Walt Whitman Rostow developed stages of growth within the modernisation theory, which include:
-all societies begin from a common baseline of traditional underdevelopment and undergoes a linear transformation along a development continuum of economic and social change from traditional to modern
-underdevelopment is viewed as an initial condition of LDC’s and for countries to become MDC’s they have to adopt the experiences of the North
-emphasis is also placed on economic growth using indices such as GDP, therefore growth and development are seen as the same thing
-prior the implementation stage, modern and traditional societies reflect a dual economy existing side by side
Dependence can be defined as a situation where the development and expansion of one economy is at the expense of another economy to which the first is subjected. The Dependency Theory is the relation of interdependence between two or more economies.
It was created in the 1960’s as an outcome of the failure of the modernisation theory to address the underdevelopment of the third world countries. Traditional dependency theory aims at achieving radical change in the country. It is a tool that can be used to effectively explain global inequalities. The theory challenges the basic tenet of the modernisation theory that countries fail to modernise because they lack the values that first world countries possess which lead to modernisation.

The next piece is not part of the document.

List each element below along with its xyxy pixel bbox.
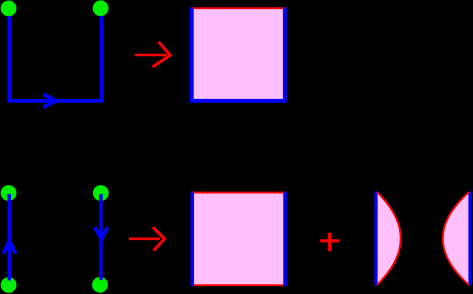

The Dependency Theory advances that all contemporary societies are integrated into a single world economic system, which is capitalist. The theory argues that first world countries are poor because they have been and continue to be exploited by the first world countries and this exploitation evolved from colonialism.
In a nutshell, the dependency theory aims at achieving a systematic change to solve the problems in the country caused by existing national and international economic and political systems.